Some of the stories and narrations we hear from our grandmothers may not constitute heritage passed down by generations. They may be narrations about true events they lived at their age, by their familiarity with reality and that ancient time periods were indeed filled with events that today’s mind cannot easily believe.
The narrator says and her name is Asma: We were sitting in our rural home one of the winter nights extremely cold in temperature. The weather was storming severely outside to a truly terrifying degree. During those thunderous storms and this unstable weather, the electrical current suddenly cut off.
My mother brought some candles and lit the place until the electrical current returned again. I sat with her, my sister, and our grandmother secure. We exchanged conversation in the living room, enjoying the warmth of the conversation until the electricity returned. Here, we asked our grandmother to narrate to us something that would relieve us. She said: I will narrate to you the story of the olive tree standing at the end of our village.
The grandmother said that olive tree is a cursed tree inhabited by the ghost of a woman since ancient times. Her name was Hasina. She was a lonely lady living in a small house with a small-sized farm. After her husband’s death, she lived from the production of that farm. She earned from it and was known for piety and good nature.
During that period, the phenomenon of children disappearing emerged among the village’s sons. Children would go out to play, then disappear without returning to their homes again. The child’s family and the rest of the village’s individuals would search for him but without avail, or even reach a trace of him.
The lady Hasina was very annoyed by the children, but she didn’t hate them. They would play and make annoying noise for her and throw stones at the house. She would only scream at them, but she didn’t hate them like she hated the adults.
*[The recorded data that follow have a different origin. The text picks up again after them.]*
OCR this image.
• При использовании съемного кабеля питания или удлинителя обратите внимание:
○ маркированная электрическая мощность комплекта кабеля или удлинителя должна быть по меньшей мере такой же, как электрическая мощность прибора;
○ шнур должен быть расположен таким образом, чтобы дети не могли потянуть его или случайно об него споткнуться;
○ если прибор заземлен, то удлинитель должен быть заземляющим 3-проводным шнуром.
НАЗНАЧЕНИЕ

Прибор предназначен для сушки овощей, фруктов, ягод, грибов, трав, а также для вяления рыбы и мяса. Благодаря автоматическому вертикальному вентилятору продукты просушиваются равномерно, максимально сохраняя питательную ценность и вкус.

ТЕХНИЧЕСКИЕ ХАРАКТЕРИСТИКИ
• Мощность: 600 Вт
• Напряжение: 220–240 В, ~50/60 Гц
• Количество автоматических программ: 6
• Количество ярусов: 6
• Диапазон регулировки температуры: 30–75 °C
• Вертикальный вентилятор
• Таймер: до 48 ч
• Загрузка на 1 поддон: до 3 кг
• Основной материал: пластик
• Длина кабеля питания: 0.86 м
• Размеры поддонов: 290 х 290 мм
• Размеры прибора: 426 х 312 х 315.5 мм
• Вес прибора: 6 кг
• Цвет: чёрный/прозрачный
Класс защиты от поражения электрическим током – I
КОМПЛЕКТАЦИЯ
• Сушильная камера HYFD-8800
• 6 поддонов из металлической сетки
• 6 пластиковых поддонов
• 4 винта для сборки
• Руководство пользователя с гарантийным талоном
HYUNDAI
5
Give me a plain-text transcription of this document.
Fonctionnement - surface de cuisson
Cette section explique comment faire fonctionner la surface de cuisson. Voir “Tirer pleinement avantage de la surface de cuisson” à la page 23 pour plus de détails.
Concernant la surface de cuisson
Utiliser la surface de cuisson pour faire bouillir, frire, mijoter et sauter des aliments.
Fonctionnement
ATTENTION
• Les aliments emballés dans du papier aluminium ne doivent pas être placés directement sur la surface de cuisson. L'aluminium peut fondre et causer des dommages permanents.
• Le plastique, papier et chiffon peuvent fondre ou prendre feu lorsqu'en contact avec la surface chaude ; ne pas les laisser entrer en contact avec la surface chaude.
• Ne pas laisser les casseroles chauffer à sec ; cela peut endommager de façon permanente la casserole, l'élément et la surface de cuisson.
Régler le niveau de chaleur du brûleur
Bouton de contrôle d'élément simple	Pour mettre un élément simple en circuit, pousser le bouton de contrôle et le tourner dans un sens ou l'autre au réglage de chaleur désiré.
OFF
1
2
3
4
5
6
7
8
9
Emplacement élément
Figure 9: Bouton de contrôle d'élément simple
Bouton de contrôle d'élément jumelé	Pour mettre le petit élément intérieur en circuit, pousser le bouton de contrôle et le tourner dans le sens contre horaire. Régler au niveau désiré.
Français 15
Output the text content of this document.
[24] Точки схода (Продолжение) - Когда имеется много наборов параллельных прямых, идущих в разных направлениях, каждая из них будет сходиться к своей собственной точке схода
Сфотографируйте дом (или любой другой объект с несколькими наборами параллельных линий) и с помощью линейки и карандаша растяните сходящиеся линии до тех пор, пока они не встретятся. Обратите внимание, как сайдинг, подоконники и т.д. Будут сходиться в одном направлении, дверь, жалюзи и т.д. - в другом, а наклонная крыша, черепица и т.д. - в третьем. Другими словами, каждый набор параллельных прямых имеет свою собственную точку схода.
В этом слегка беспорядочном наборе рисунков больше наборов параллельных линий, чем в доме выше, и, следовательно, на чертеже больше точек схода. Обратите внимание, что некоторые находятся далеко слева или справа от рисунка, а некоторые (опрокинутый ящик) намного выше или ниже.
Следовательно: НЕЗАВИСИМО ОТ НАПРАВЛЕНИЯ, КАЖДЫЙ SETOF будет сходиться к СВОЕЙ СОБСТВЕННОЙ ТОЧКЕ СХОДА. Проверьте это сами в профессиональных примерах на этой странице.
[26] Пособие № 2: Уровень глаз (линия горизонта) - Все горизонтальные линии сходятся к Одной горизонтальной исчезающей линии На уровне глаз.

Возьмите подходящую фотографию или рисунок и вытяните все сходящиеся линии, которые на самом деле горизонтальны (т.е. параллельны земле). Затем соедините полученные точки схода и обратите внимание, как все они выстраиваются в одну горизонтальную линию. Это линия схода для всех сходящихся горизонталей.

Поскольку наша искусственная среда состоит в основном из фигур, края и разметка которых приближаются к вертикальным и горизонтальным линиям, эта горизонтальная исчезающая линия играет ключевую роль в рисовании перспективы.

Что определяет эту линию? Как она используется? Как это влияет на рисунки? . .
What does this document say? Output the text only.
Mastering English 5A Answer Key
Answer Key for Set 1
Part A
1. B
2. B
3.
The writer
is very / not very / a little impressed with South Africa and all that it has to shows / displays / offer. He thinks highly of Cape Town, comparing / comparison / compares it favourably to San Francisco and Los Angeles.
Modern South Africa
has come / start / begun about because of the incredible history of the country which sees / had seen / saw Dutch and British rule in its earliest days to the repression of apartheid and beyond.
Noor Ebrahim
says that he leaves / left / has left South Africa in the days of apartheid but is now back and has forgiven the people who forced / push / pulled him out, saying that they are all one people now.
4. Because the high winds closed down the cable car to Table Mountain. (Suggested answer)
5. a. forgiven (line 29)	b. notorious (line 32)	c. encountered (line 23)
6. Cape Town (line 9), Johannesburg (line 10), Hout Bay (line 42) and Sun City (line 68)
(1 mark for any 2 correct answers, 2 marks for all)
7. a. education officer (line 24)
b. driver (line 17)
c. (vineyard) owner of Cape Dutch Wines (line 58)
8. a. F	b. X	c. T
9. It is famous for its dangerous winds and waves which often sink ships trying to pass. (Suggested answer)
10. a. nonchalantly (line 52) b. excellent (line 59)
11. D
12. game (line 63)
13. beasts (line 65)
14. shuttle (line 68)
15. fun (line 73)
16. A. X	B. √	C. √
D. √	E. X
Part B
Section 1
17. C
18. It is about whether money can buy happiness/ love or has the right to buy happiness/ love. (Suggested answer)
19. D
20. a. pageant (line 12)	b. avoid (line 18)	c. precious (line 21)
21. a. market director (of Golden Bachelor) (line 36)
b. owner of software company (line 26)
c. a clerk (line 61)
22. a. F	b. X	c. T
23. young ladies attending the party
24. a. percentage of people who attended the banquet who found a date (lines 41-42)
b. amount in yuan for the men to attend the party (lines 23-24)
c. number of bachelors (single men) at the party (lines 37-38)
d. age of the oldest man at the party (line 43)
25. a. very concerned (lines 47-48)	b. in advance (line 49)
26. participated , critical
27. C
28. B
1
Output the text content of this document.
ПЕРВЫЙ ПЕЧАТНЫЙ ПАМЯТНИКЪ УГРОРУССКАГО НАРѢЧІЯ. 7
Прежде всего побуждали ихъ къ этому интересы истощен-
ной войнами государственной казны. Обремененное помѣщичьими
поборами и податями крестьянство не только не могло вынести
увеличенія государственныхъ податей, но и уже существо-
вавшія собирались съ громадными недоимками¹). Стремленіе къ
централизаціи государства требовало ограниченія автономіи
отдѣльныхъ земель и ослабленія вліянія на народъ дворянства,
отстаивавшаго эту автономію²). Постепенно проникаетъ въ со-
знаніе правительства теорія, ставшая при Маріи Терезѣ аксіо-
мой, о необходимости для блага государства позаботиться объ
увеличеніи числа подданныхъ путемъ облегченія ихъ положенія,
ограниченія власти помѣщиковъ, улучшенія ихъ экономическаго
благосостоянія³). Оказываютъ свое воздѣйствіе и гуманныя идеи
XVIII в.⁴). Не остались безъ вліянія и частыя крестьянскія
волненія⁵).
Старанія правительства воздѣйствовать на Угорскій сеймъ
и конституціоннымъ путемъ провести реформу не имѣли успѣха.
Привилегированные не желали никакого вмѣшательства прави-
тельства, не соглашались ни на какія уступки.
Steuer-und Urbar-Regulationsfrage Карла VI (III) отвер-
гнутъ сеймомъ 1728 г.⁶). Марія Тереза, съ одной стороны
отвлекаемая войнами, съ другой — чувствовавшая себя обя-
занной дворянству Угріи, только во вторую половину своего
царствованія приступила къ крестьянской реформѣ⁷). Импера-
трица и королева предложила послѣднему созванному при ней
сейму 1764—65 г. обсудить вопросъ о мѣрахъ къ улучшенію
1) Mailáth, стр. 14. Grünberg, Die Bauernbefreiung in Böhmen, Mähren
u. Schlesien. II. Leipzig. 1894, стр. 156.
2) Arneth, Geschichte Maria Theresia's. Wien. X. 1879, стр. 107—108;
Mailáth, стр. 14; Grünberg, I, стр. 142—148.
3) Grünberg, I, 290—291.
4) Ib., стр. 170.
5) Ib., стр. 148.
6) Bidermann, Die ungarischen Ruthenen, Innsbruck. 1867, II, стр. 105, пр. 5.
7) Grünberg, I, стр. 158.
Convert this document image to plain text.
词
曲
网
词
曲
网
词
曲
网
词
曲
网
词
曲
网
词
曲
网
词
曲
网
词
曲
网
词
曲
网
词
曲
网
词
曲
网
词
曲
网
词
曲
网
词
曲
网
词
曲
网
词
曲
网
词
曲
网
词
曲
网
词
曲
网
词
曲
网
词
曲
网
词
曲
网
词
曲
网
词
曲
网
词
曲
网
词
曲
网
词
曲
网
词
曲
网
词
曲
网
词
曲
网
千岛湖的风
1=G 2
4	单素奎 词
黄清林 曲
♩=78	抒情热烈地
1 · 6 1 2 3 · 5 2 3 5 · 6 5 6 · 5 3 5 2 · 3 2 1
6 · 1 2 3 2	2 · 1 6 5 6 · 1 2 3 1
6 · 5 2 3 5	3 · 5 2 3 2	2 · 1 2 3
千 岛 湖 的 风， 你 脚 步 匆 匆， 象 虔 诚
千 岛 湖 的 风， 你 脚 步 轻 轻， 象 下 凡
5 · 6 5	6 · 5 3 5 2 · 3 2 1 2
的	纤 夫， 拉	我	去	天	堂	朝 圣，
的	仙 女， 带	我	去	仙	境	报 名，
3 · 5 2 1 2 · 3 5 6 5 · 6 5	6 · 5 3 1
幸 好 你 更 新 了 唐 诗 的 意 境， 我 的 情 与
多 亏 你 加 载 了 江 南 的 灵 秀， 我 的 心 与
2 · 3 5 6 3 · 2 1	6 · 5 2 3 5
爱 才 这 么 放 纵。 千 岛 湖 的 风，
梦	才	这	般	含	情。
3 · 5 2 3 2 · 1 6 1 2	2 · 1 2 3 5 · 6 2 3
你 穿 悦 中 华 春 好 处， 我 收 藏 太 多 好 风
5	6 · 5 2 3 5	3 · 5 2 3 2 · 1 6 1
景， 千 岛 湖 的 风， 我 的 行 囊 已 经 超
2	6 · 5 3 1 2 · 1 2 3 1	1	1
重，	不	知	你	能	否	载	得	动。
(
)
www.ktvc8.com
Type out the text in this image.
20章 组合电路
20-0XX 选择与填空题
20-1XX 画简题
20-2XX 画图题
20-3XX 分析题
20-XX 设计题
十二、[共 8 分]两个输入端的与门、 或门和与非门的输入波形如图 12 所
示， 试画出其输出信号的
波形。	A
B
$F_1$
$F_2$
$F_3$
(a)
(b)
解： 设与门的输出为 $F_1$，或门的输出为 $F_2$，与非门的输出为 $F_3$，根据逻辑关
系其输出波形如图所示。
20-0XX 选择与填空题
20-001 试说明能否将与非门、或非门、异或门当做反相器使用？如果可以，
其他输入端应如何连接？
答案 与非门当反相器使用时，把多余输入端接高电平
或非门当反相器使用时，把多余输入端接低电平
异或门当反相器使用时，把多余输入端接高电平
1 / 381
With the successive disappearances of children, some of the village’s residents thought that Hasina was kidnapping these children, torturing them inside her house, then killing them and disposing of their corpses in a hidden place under that house of hers, or that she also ate their meats in revenge from them.
But Hasina was innocent and did nothing of that matter. The accuser was a person strange to the village’s people called Aziz. He would come to the village disguised as a vegetable or fruit seller. He would exploit the people’s preoccupation with searching for a lost child to lure another child, take him with him outside the village, and sell him as a slave to a person who wants children, obtaining money from that operation.
While the people were in a state of terror and accused Hasina with all those false accusations, the criminal Aziz exploited the opportunity and kidnapped more children, despite police raiding Hasina’s house. They didn’t find anything after the search and investigations.
The village people exploited the police’s preoccupation with investigations and stormed Hasina’s house, tied her to the olive tree at the end of their village, poured fuel on her, and set fire on her until the poor woman died burning.
Several days passed, and the phenomenon of child kidnapping returned. The people then realized they had committed a grave error. Despite their all regretting, the tree withered, and its inhabitant became the ghost of Hasina. Whoever approached the tree would be set ablaze with fire.
It was said that one of the farmers whose son was among the kidnapped children, and he was one of those who doubted the burning of Hasina. He sat to rest at the tree from the fatigue of work. He woke up to find that evening had fallen. He returned to his home to find the house with the farm and livestock and everything that belonged to him set on fire. Here, the people realized that the poor Hasina had become an angry ghost returning to take revenge on all of them.